Lyon : une campagne humoristique revalorise la végétation spontanée en ville

Développement durable

Avec humour et poésie, la métropole de Lyon change le regard des citoyens sur la végétation spontanée en ville. Une campagne d’information, primée par Cap’Com, qui accompagne le passage au zéro pesticide.

Cela fait dix ans que la métropole de Lyon (1,3 million d’habitants) a abandonné les pesticides pour entretenir ses parcs et jardins. Une gestion saine désormais étendue à tous les espaces publics – places, routes, trottoirs, sols perméables inclus -, comme l’exige la loi Labbé du 6 février 2014, qui impose le « zéro phyto » aux collectivités depuis le 1er janvier 2017. Délaissant pesticides, herbicides, fongicides, les équipes techniques désherbent manuellement ou mécaniquement : arrachage, brûlage, tonte… Végétaux sauvages et herbes folles apparaissent désormais au bord d’un trottoir, entre les dalles d’une place… Une présence souvent mal acceptée des habitants, peu habitués à ces « mauvaises » herbes. Pour accompagner le passage au zéro phyto, la métropole a donc lancé une campagne grand public sur le thème « Quand la végétation va bien, c’est que la vie revient ! » L’idée  : miser sur l’humour et la poésie pour dénoncer l’impact des pesticides sur la santé, expliquer que la nouvelle pratique n’est pas un défaut d’entretien, et accompagner les agents sur le terrain.
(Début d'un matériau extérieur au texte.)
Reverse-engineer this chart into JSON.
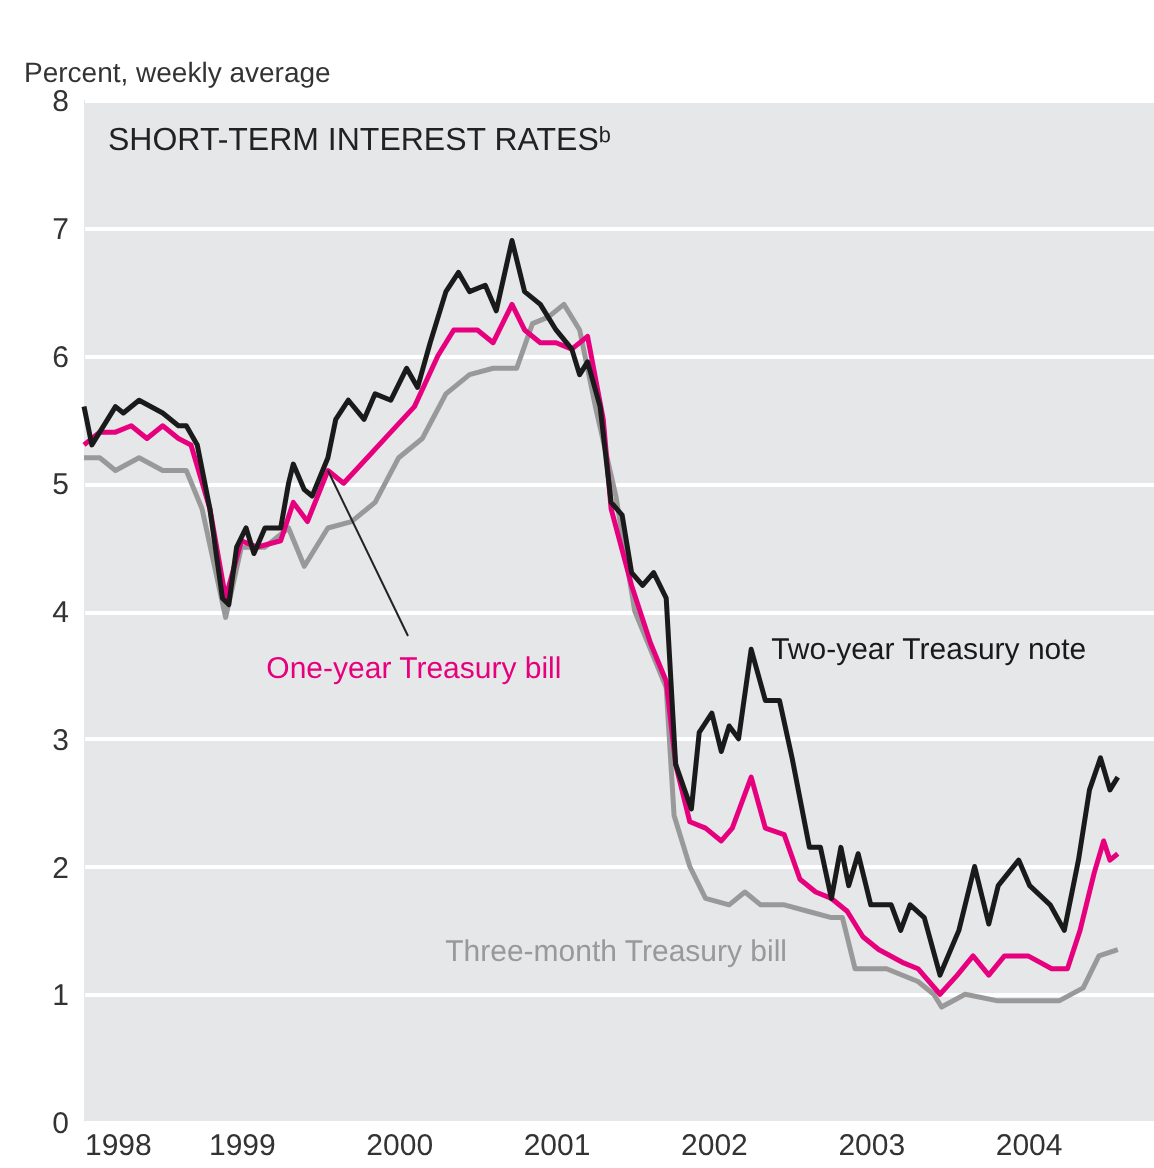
{
  "chart_data": {
    "type": "line",
    "title": "SHORT-TERM INTEREST RATESᵇ",
    "ylabel": "Percent, weekly average",
    "xlim": [
      1998,
      2004.8
    ],
    "xticks": [
      1998,
      1999,
      2000,
      2001,
      2002,
      2003,
      2004
    ],
    "ylim": [
      0,
      8
    ],
    "yticks": [
      0,
      1,
      2,
      3,
      4,
      5,
      6,
      7,
      8
    ],
    "grid": "y",
    "line_style": "solid",
    "marker": "none",
    "series": [
      {
        "name": "Two-year Treasury note",
        "color": "#1a1a1a",
        "x": [
          1998.0,
          1998.05,
          1998.1,
          1998.2,
          1998.25,
          1998.35,
          1998.5,
          1998.6,
          1998.65,
          1998.72,
          1998.8,
          1998.88,
          1998.92,
          1998.97,
          1999.03,
          1999.08,
          1999.15,
          1999.25,
          1999.3,
          1999.33,
          1999.4,
          1999.45,
          1999.55,
          1999.6,
          1999.68,
          1999.78,
          1999.85,
          1999.95,
          2000.05,
          2000.12,
          2000.2,
          2000.3,
          2000.38,
          2000.45,
          2000.55,
          2000.62,
          2000.72,
          2000.8,
          2000.9,
          2001.0,
          2001.1,
          2001.15,
          2001.2,
          2001.28,
          2001.35,
          2001.42,
          2001.48,
          2001.55,
          2001.62,
          2001.7,
          2001.76,
          2001.86,
          2001.91,
          2001.99,
          2002.05,
          2002.1,
          2002.16,
          2002.24,
          2002.33,
          2002.42,
          2002.5,
          2002.61,
          2002.68,
          2002.75,
          2002.81,
          2002.86,
          2002.92,
          2003.0,
          2003.13,
          2003.19,
          2003.25,
          2003.34,
          2003.44,
          2003.56,
          2003.66,
          2003.75,
          2003.81,
          2003.94,
          2004.01,
          2004.14,
          2004.23,
          2004.32,
          2004.39,
          2004.46,
          2004.52,
          2004.57
        ],
        "values": [
          5.6,
          5.3,
          5.4,
          5.6,
          5.55,
          5.65,
          5.55,
          5.45,
          5.45,
          5.3,
          4.8,
          4.1,
          4.05,
          4.5,
          4.65,
          4.45,
          4.65,
          4.65,
          5.0,
          5.15,
          4.95,
          4.9,
          5.2,
          5.5,
          5.65,
          5.5,
          5.7,
          5.65,
          5.9,
          5.75,
          6.1,
          6.5,
          6.65,
          6.5,
          6.55,
          6.35,
          6.9,
          6.5,
          6.4,
          6.2,
          6.05,
          5.85,
          5.95,
          5.6,
          4.85,
          4.75,
          4.3,
          4.2,
          4.3,
          4.1,
          2.8,
          2.45,
          3.05,
          3.2,
          2.9,
          3.1,
          3.0,
          3.7,
          3.3,
          3.3,
          2.85,
          2.15,
          2.15,
          1.75,
          2.15,
          1.85,
          2.1,
          1.7,
          1.7,
          1.5,
          1.7,
          1.6,
          1.15,
          1.5,
          2.0,
          1.55,
          1.85,
          2.05,
          1.85,
          1.7,
          1.5,
          2.05,
          2.6,
          2.85,
          2.6,
          2.7
        ]
      },
      {
        "name": "One-year Treasury bill",
        "color": "#e6007e",
        "x": [
          1998.0,
          1998.1,
          1998.2,
          1998.3,
          1998.4,
          1998.5,
          1998.6,
          1998.68,
          1998.8,
          1998.9,
          1999.0,
          1999.1,
          1999.25,
          1999.33,
          1999.42,
          1999.55,
          1999.65,
          1999.8,
          1999.95,
          2000.1,
          2000.25,
          2000.35,
          2000.5,
          2000.6,
          2000.72,
          2000.8,
          2000.9,
          2001.0,
          2001.1,
          2001.2,
          2001.3,
          2001.35,
          2001.48,
          2001.6,
          2001.7,
          2001.76,
          2001.85,
          2001.95,
          2002.05,
          2002.12,
          2002.24,
          2002.33,
          2002.45,
          2002.55,
          2002.65,
          2002.75,
          2002.85,
          2002.95,
          2003.05,
          2003.2,
          2003.3,
          2003.44,
          2003.55,
          2003.65,
          2003.75,
          2003.85,
          2004.0,
          2004.15,
          2004.25,
          2004.33,
          2004.42,
          2004.48,
          2004.52,
          2004.57
        ],
        "values": [
          5.3,
          5.4,
          5.4,
          5.45,
          5.35,
          5.45,
          5.35,
          5.3,
          4.8,
          4.1,
          4.55,
          4.5,
          4.55,
          4.85,
          4.7,
          5.1,
          5.0,
          5.2,
          5.4,
          5.6,
          6.0,
          6.2,
          6.2,
          6.1,
          6.4,
          6.2,
          6.1,
          6.1,
          6.05,
          6.15,
          5.5,
          4.8,
          4.2,
          3.75,
          3.45,
          2.8,
          2.35,
          2.3,
          2.2,
          2.3,
          2.7,
          2.3,
          2.25,
          1.9,
          1.8,
          1.75,
          1.65,
          1.45,
          1.35,
          1.25,
          1.2,
          1.0,
          1.15,
          1.3,
          1.15,
          1.3,
          1.3,
          1.2,
          1.2,
          1.5,
          1.95,
          2.2,
          2.05,
          2.1
        ]
      },
      {
        "name": "Three-month Treasury bill",
        "color": "#999999",
        "x": [
          1998.0,
          1998.1,
          1998.2,
          1998.35,
          1998.5,
          1998.65,
          1998.75,
          1998.9,
          1999.0,
          1999.15,
          1999.3,
          1999.4,
          1999.55,
          1999.7,
          1999.85,
          2000.0,
          2000.15,
          2000.3,
          2000.45,
          2000.6,
          2000.75,
          2000.85,
          2000.95,
          2001.05,
          2001.15,
          2001.25,
          2001.38,
          2001.5,
          2001.6,
          2001.7,
          2001.75,
          2001.85,
          2001.95,
          2002.1,
          2002.2,
          2002.3,
          2002.45,
          2002.6,
          2002.75,
          2002.82,
          2002.9,
          2003.1,
          2003.3,
          2003.4,
          2003.45,
          2003.6,
          2003.8,
          2004.0,
          2004.2,
          2004.35,
          2004.45,
          2004.57
        ],
        "values": [
          5.2,
          5.2,
          5.1,
          5.2,
          5.1,
          5.1,
          4.8,
          3.95,
          4.5,
          4.5,
          4.65,
          4.35,
          4.65,
          4.7,
          4.85,
          5.2,
          5.35,
          5.7,
          5.85,
          5.9,
          5.9,
          6.25,
          6.3,
          6.4,
          6.2,
          5.6,
          4.9,
          4.0,
          3.7,
          3.4,
          2.4,
          2.0,
          1.75,
          1.7,
          1.8,
          1.7,
          1.7,
          1.65,
          1.6,
          1.6,
          1.2,
          1.2,
          1.1,
          1.0,
          0.9,
          1.0,
          0.95,
          0.95,
          0.95,
          1.05,
          1.3,
          1.35
        ]
      }
    ]
  }
}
La campagne s’est déroulée de mai à septembre. Elle veut changer le regard porté sur la végétation spontanée en ville en misant sur l’esthétique : l’herbe embellit la ville et la rend plus poétique. L’humour met en perspective l’enjeu de santé publique – supprimer des produits chimiques dangereux – et la végétation, témoin de la qualité de vie, comme dans le slogan des affiches, « Les herbes folles alliées ». Le dispositif était accessible sur l’ensemble des supports de la métropole et les habitants étaient invités à relayer la campagne sur les réseaux sociaux, en participant à un jeu-concours sur Instagram.

À partir de leurs photos de végétation spontanée, un illustrateur réalisait un dessin dans le style de la campagne. Dix images ont ainsi été publiées sur les supports web et réseaux sociaux pendant tout l’été. Bilan : 5 300 commentaires, likes et partages sur les réseaux sociaux, 81 000 fans sur Facebook, 48 300 abonnés sur Twitter et 10 800 sur Instagram. Dans le parc de Lacroix-Laval, un stand d’information et une exposition (Scènes de jardin) ont reçu 4 000 visiteurs en quatre jours au mois de mai. En septembre-octobre, trois films courts réalisés à partir des images des internautes ont été diffusés dans les stations de métros ainsi que dans les tramways et bus de la métropole.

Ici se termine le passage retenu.